On Facebook, Twitter and Responsibility →

Joel Spolsky, on Facebook and Twitter:

Both Twitter and Facebook’s selfish algorithms, optimized solely for increasing the number of hours I spend on their services, are kind of destroying civil society at the same time. Researchers also discovered that the algorithms served to divide up the world into partisan groups. So even though I was following hundreds of people on social networks, I noticed that the political pieces which I saw were nevertheless directionally aligned with my own political beliefs. But to be honest they were much… shriller. Every day the Twitter told me about something that The Other Side did that was Outrageous and Awful (or, at least, this was reported), and everyone was screeching in sync and self-organizing in a lynch mob, and I would have to click LIKE or RETWEET just to feel like I had done something about it, but I hadn’t actually done anything about it. I had just slacktivated.

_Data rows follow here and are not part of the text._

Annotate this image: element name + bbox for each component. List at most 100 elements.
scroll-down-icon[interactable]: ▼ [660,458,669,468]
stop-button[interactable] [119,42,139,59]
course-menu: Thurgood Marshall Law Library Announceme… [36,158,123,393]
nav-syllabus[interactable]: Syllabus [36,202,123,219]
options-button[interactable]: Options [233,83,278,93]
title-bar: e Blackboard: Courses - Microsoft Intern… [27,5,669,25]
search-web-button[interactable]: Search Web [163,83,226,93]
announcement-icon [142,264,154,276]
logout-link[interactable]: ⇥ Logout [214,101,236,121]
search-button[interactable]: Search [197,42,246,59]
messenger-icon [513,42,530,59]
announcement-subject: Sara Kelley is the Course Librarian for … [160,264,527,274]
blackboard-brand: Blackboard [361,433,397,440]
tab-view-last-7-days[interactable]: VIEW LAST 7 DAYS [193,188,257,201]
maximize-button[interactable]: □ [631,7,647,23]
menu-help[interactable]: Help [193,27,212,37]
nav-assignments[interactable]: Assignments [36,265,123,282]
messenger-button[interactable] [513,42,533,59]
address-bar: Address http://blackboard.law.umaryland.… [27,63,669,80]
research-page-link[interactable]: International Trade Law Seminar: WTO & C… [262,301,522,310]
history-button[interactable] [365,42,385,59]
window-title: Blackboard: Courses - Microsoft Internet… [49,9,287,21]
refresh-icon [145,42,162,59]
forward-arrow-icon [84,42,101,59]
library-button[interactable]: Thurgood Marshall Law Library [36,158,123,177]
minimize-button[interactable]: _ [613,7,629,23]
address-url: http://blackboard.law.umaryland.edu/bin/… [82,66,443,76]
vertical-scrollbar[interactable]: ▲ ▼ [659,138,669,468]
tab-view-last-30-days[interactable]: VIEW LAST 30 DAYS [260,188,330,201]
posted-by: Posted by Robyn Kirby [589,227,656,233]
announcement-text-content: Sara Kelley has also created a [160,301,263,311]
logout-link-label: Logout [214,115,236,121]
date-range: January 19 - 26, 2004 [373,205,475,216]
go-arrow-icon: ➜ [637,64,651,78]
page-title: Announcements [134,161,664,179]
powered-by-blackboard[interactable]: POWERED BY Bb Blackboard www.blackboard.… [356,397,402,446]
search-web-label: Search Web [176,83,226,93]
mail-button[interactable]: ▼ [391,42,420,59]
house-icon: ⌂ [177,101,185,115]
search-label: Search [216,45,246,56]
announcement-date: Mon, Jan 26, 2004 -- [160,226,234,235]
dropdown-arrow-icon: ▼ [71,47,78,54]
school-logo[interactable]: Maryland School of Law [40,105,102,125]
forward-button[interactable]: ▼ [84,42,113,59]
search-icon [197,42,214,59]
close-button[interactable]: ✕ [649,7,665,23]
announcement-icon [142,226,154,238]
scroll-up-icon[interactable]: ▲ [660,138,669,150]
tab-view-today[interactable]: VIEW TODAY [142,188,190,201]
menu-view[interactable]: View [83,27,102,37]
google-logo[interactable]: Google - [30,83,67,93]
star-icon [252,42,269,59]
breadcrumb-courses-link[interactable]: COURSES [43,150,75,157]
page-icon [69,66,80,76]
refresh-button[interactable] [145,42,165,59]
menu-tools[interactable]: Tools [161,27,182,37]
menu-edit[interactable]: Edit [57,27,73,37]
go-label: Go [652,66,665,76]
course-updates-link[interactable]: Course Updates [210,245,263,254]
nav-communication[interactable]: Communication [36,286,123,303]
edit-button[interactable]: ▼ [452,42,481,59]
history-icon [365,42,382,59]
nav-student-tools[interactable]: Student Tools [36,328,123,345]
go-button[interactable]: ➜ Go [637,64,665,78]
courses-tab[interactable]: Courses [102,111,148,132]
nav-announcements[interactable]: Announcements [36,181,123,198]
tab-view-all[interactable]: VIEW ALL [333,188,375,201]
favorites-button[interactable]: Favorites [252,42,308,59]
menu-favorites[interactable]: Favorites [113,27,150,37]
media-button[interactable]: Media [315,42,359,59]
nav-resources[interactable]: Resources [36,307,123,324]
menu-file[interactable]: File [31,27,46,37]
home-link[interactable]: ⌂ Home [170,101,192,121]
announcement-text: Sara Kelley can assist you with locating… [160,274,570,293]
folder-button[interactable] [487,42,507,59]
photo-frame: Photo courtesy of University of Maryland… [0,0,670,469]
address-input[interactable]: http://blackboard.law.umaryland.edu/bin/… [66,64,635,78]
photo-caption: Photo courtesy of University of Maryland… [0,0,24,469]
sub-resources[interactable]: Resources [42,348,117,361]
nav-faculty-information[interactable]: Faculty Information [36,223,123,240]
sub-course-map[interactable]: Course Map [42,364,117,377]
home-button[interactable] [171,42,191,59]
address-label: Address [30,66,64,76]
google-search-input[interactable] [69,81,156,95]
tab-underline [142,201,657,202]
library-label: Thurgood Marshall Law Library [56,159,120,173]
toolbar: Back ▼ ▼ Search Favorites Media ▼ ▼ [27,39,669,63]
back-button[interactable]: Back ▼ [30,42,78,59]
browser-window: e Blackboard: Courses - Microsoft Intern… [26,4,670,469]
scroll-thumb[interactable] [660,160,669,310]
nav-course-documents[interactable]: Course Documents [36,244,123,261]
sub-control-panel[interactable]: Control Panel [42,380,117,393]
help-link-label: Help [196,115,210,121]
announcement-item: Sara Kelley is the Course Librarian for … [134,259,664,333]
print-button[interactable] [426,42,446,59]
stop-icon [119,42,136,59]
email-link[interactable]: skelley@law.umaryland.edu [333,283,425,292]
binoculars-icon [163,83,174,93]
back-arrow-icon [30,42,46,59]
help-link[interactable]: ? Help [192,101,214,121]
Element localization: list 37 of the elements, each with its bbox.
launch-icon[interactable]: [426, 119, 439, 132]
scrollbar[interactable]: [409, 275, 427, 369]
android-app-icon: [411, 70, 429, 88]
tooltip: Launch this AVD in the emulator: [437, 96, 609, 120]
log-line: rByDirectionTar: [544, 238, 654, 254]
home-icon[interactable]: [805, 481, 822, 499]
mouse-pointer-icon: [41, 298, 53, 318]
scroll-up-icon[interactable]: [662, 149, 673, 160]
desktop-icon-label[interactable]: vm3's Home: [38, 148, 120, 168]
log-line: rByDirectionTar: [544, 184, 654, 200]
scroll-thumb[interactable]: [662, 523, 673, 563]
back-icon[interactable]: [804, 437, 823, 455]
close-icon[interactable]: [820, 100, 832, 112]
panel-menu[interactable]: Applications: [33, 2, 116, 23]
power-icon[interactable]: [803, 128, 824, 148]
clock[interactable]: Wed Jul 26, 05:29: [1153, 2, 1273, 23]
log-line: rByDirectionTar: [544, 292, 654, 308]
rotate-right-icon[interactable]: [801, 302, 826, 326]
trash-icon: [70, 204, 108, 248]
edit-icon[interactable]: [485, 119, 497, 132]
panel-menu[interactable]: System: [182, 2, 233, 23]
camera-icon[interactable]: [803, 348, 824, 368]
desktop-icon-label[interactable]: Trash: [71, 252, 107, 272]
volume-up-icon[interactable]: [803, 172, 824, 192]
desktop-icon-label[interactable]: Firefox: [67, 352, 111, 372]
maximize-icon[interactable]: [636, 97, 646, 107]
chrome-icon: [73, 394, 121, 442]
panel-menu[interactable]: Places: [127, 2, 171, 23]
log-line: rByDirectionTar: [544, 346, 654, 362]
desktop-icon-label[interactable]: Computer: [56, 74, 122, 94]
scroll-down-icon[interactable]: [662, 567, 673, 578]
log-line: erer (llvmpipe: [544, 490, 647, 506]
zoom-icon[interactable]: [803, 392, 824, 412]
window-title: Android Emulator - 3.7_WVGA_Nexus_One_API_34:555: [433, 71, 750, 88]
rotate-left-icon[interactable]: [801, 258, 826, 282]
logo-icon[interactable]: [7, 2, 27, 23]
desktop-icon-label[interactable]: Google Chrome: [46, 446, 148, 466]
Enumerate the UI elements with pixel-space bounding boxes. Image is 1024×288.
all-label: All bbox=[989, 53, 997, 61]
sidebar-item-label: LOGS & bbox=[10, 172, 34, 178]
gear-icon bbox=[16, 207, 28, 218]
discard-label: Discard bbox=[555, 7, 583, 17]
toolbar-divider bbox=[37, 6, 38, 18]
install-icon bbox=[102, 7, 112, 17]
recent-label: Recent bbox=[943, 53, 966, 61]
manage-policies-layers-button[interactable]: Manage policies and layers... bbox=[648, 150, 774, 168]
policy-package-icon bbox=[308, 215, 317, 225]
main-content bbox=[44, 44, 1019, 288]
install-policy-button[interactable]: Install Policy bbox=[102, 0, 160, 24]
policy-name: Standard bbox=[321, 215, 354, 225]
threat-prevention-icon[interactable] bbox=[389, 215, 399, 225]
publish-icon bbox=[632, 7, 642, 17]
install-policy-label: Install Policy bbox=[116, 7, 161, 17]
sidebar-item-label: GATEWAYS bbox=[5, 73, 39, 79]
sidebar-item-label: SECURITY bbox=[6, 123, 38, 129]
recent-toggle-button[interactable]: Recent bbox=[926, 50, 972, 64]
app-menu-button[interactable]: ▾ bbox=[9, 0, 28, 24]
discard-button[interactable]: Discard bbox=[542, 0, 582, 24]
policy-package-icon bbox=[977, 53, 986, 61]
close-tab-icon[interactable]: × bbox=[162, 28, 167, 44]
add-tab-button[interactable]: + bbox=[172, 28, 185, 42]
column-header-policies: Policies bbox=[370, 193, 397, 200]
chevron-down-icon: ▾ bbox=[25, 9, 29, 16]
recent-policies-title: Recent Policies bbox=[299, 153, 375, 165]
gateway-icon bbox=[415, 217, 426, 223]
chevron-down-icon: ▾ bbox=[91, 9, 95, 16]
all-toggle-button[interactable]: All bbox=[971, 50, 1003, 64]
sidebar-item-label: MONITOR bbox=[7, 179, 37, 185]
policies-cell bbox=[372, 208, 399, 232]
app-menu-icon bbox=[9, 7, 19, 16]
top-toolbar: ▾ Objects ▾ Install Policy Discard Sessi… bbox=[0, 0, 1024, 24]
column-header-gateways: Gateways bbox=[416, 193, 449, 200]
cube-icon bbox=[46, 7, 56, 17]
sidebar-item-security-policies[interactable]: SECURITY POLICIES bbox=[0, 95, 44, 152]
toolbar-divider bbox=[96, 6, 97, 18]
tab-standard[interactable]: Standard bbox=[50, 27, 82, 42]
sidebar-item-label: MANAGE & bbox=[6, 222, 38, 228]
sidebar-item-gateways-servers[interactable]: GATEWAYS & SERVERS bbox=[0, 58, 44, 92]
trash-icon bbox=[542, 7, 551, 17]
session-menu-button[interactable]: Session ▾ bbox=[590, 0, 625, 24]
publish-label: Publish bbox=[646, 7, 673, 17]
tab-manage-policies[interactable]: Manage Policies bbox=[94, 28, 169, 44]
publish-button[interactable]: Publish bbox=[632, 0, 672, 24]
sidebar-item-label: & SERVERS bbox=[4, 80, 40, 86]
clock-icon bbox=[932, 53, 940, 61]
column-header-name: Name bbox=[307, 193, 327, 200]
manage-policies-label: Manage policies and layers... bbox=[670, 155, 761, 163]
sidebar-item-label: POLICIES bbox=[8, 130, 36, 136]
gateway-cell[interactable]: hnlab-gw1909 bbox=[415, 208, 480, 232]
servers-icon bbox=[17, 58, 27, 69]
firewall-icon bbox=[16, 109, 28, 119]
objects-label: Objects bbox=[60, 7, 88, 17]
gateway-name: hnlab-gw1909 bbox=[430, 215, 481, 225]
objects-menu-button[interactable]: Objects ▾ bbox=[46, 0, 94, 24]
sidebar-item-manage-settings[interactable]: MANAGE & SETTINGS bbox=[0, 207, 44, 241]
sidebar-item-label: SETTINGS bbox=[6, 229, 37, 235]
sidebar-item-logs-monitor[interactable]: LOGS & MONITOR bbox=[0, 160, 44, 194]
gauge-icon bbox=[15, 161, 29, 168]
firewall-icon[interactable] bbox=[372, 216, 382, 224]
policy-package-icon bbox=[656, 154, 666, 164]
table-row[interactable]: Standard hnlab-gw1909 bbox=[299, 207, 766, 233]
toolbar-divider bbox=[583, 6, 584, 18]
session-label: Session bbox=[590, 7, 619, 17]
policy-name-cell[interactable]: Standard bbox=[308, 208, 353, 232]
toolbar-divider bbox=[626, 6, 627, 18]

What is the lesson? The lesson here is that when you design software, you create the future.

If you’re designing software for a social network, the decision to limit message lengths, or the decision to use ML to maximize engagement, will have vast social impact which is often very hard to predict.

As software developers and designers, we have a responsibility to the world to think these things through carefully and design software that makes the world better, or, at least, no worse than it started out. And when our inventions spin out of control, we have a responsibility to understand why and to try to fix them.